Posted at 10:32 AM, Jun 21, 2019
and last updated 2019-06-23 19:45:36-04

BOISE — The Boise City Council is scheduled to hold a public hearing Tuesday to take public testimony on two proposed city ordinances calling for a public vote to approve the city’s plans for a new Main Library Campus and possible city participation in a privately-initiated sports park project, Boise officials announced Friday.

The proposed ordinances originated from two signature petitions validated by Ada County Clerk on May 29.

The public hearing will be held as part of the City Council’s 6 p.m. meeting on Tuesday, June 25 in the Maryanne Jordan City Council Chambers at Boise City Hall, 150 N. Capitol Blvd.

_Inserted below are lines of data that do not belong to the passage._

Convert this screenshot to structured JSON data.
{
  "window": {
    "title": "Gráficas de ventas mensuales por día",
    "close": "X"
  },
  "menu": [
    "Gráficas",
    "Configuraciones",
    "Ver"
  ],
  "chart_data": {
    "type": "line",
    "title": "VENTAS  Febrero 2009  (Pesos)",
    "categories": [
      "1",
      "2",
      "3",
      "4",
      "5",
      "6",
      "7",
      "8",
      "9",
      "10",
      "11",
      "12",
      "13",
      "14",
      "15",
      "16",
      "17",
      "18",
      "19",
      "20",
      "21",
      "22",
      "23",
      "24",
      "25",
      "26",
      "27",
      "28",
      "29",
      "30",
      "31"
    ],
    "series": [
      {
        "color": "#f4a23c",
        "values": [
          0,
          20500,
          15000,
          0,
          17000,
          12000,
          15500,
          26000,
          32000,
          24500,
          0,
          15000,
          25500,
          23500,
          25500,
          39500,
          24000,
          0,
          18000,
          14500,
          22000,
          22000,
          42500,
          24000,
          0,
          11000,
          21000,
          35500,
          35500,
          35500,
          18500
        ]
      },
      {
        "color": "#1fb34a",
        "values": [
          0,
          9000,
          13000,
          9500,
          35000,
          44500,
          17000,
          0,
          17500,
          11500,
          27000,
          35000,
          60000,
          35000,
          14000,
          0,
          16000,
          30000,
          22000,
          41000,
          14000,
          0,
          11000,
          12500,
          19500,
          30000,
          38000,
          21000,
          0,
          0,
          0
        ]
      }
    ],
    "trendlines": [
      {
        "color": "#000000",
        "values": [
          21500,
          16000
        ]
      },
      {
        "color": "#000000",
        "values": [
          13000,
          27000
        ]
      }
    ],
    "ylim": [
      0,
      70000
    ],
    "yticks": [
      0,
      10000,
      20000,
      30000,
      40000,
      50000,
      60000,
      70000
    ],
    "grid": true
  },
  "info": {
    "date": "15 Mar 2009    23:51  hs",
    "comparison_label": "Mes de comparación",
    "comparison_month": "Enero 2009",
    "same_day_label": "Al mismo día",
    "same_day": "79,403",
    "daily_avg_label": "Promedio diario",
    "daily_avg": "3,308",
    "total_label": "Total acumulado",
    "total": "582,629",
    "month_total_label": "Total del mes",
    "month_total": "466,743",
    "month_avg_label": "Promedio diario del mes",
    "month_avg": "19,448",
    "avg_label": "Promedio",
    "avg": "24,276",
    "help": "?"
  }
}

Following the public hearing, the council will consider how to proceed.

“Tuesday’s hearing will include presentations from city staff and the leaders of the citizen-led initiative. After those presentations, members of the public will be given three minutes each to present their testimony” said Boise City spokesman Mike Journee.

“Those interested in testifying can sign in on the sheet located outside of the Council Chambers before the meeting begins at 6 p.m. on Tuesday night. Those unable to attend the meeting, can email comments for the public record on this item to citycouncil@cityofboise.org,” he explained.

According to Idaho state law, city council members have thirty days from the date of the petition validation to schedule a public hearing on the proposed ordinances. In addition, Idaho state law gives the council the opportunity to adopt the proposed ordinances within that same thirty-day window.

If the City Council chooses against adopting the ordinances as written, the ordinances will be placed on the November ballot for voters to decide if they should be enacted. If this “vote on whether to vote” passes, it would require subsequent votes before either project could proceed, Journee stated.

If the council elects to adopt the ordinances immediately, the vote on the Library Campus project could come as soon as November, bypassing the need for two votes, he added.

It is unclear how the ordinance calling for a vote on a potential downtown sports park could or should move forward. No formal proposal has been presented by the sports park developer since he began working to put the project on a new site last year. Without that proposal, it is unclear what role the Boise would have, if any, in the project or exactly what a ballot measure would be asking of voters.